Europe, in the form of the European Union, has yet to live through a 1930s-style depression. It has never had to endure a pandemic. What happened between 2008 and 2012 was bad, but it was survivable. Spain, Portugal, Ireland, even Greece, lived to fight another day. This time round, if businesses – especially small businesses – continue to close at the current alarming rate, the resulting surge in unemployment could overwhelm the EU’s resources, while the spread of a sense of hopelessness among the dispossessed is likely to boost populism of an essentially nativist character.
It won’t be Europe, in this scenario, that rises up; it will be the French, the Italians, the Spanish, even, perhaps, the Germans of the former GDR. How relevant will Ursula von der Leyen, as President of the European Commission, appear if angry crowds start massing in the main squares of Europe’s historic capitals?
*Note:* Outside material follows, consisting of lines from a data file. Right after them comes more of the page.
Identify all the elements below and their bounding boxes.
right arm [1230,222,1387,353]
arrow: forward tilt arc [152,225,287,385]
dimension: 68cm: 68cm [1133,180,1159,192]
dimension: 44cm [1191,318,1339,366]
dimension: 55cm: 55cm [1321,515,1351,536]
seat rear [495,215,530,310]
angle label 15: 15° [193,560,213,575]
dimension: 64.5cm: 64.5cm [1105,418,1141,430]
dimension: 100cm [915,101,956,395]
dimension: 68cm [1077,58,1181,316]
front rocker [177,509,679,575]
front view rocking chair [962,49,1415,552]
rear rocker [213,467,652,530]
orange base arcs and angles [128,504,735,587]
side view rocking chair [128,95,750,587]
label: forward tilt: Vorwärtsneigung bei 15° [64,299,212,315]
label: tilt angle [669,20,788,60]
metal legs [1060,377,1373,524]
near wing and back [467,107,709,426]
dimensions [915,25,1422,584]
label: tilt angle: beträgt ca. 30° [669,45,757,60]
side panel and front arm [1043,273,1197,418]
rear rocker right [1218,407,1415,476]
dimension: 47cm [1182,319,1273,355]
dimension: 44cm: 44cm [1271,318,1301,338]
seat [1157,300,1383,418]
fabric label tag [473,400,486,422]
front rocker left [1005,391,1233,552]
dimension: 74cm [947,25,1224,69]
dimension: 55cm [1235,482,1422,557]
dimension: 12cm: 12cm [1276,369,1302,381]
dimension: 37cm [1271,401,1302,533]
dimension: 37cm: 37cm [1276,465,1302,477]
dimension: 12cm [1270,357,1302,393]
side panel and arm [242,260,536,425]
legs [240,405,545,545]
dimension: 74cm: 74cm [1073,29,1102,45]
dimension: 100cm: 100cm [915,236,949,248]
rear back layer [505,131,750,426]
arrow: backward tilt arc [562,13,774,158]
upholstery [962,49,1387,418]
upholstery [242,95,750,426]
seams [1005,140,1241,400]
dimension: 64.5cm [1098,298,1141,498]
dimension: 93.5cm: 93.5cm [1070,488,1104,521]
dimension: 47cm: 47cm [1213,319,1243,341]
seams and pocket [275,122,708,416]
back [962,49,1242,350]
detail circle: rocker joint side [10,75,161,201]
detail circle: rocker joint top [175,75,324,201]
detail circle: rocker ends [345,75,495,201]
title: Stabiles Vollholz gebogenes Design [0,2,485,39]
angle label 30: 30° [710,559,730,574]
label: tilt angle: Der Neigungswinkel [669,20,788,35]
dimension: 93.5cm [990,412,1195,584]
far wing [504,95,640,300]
How significant will the rescue and recovery plan look if factories everywhere are closing and the only growth industries, other than policing and crowd control, are crematoriums and morgues?
I am being deliberately alarmist. It doesn’t have to be like this. European stoicism will more likely prevail. A magic potion, in the form of an effective vaccine, could be just around the corner, whether delivered by America’s Pfizer Corporation or Britain’s Glaxosmithkline, or even, God help us, courtesy of Vladimir Putin or Xi Jinping. Any measures introduced that seem to threaten the four pillars of wisdom could prove short-lived, justified by all concerned as necessary in defence of public safety.
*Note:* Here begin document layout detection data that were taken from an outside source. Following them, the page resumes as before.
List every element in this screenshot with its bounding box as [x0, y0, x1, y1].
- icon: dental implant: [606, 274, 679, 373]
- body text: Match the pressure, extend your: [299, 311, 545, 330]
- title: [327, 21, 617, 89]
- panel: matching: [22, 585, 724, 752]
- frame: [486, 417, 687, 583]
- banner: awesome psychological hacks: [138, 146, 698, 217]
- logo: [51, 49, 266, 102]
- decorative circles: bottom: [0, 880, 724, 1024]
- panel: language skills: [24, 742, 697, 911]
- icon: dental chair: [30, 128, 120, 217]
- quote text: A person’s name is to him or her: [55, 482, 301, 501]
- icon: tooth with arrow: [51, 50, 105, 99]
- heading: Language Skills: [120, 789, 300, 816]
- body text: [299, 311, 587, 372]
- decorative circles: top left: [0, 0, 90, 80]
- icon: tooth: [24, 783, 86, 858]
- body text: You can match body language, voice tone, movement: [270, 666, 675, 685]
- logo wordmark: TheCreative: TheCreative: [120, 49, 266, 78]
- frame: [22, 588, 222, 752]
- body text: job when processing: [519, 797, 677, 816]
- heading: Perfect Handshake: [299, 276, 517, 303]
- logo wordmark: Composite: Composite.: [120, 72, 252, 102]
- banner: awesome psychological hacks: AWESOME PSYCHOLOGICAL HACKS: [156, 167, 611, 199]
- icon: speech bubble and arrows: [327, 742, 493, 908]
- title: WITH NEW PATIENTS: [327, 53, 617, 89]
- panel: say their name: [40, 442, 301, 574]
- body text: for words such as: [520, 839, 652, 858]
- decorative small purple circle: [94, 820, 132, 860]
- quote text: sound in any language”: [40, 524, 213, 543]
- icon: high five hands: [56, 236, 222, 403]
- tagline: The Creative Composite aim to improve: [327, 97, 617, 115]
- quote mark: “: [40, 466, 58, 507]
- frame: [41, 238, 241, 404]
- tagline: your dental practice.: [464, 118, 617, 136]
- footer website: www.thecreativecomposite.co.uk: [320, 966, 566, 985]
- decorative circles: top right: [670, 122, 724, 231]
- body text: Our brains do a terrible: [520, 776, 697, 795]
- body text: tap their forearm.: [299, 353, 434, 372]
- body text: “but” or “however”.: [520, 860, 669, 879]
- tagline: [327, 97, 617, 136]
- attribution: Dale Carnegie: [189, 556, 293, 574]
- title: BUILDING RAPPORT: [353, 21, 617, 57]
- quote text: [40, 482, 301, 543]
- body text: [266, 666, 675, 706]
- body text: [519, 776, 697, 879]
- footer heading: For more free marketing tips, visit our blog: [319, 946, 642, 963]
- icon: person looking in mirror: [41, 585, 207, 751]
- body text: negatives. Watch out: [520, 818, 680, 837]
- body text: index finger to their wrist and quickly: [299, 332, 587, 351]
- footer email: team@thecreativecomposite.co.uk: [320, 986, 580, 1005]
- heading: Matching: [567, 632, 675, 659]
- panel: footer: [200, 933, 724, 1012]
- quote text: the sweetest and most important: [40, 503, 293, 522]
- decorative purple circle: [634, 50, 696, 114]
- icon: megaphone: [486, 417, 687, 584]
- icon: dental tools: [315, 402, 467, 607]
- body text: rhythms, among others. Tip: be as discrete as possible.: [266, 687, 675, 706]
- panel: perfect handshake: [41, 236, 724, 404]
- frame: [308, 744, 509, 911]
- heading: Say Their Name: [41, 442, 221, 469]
In short, all may yet be well, but the next few years will not be pretty.
If there is any immediate good news it is that Joe Biden, not Donald Trump, will be President of the United States at midday on January 20. Europe’s leaders, with the exception of the usual suspects, Viktor Orbán and Mateusz Morawiecki, have tended to regard Trump as a visitation, a bit like a political version of Covid-19. They have endured him, waiting for the vaccine that a presidential election would provide.
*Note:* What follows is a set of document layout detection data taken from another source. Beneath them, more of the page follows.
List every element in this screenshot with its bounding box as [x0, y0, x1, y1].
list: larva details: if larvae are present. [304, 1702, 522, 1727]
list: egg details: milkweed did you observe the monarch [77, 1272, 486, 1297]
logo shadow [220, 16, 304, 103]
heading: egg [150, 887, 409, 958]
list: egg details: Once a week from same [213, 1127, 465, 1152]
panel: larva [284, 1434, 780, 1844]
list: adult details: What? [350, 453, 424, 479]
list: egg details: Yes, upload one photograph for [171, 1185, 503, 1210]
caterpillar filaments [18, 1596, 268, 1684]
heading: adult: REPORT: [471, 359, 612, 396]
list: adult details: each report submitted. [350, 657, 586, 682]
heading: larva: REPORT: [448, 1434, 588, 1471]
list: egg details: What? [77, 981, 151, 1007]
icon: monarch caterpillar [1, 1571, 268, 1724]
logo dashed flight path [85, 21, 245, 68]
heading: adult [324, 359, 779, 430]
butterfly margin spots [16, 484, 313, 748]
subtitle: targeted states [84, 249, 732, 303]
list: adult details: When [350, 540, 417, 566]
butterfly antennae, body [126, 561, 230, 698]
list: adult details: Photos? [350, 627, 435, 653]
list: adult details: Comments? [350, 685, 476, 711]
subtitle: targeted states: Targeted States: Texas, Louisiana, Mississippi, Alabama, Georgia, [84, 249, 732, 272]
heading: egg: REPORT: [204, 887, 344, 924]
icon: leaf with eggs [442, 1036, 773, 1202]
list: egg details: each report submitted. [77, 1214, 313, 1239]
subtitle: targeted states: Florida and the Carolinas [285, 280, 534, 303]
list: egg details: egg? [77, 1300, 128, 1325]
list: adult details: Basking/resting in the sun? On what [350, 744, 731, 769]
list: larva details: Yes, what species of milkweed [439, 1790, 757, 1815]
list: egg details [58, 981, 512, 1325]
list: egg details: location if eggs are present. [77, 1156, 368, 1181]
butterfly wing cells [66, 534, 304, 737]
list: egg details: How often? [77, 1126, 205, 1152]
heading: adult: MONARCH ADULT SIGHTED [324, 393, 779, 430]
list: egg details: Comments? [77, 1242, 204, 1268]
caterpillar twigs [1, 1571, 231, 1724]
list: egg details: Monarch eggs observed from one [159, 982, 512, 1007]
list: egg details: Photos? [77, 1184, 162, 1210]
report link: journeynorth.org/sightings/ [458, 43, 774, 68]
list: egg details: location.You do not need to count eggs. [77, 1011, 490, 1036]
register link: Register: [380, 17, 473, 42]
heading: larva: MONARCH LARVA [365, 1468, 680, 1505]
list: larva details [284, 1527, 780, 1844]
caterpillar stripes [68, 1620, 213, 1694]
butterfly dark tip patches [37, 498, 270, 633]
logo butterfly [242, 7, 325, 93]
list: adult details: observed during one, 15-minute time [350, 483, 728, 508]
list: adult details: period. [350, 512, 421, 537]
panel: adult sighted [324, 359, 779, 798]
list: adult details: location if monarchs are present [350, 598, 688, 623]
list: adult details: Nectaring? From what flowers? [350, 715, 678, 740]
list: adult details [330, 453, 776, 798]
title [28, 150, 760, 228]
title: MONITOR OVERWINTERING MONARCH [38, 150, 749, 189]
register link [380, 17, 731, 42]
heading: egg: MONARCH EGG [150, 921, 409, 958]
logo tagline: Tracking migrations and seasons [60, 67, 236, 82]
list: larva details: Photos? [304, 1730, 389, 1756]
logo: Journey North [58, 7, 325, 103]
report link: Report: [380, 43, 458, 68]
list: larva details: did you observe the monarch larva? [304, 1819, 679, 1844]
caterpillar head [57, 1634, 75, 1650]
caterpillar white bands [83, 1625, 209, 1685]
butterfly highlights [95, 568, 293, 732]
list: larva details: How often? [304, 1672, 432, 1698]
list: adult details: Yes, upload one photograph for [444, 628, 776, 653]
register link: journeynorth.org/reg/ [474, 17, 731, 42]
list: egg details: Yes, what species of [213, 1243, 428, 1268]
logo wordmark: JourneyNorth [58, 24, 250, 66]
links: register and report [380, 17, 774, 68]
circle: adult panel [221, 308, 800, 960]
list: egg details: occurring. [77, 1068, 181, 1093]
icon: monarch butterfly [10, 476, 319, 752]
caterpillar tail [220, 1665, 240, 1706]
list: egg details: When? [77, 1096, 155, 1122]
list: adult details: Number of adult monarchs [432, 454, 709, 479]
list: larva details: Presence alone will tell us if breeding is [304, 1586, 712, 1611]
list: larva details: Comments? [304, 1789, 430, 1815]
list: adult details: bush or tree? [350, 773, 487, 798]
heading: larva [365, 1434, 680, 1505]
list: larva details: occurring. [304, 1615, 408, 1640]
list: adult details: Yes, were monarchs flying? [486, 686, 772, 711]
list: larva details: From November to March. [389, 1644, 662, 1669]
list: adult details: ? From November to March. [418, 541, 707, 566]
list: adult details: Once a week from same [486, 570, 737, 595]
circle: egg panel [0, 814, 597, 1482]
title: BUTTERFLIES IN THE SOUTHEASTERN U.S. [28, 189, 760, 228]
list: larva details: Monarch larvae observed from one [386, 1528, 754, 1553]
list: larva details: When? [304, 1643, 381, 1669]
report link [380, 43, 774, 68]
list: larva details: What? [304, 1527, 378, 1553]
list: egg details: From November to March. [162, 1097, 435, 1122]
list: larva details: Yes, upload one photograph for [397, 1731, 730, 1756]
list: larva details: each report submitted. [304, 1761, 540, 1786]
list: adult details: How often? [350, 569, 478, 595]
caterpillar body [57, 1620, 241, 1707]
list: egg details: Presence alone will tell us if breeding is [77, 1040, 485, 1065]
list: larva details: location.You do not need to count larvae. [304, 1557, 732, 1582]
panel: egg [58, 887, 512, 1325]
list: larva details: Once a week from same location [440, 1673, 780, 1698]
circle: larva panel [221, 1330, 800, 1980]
Now, however, they will have to live with the reality of a President who, while broadly supportive of a united Europe, expects it to act as a responsible partner, most obviously in the field of defence and international security. Biden may be ready to follow Europe’s lead on green issues, but he will be no push-over when it comes to trade. He will also expect the 27 to take a tough line on the global ambitions of Beijing and Moscow.
One indicator of the new President’s sympathies, together with his grasp of realpolitik, will be revealed when he announces his 2021 international schedule. There can be no doubt that Macron is hoping he will visit Paris first. In Berlin, Angela Merkel will be hoovering the red carpet. Boris Johnson may even be optimistic enough to prepare for an early touchdown by Air Force One at RAF Mildenhall. There is even a chance that Brussels will be the lucky destination, but for Nato purposes rather than the EU. No one knows. It is all up in the air.
But these are testing times for the European Project, which for decades was predicated on success, not mere survival or circling the wagons. The days when Onwards and Upwards was its mantra, intoned to the strains of Beethoven’s Ode to Joy, are long gone.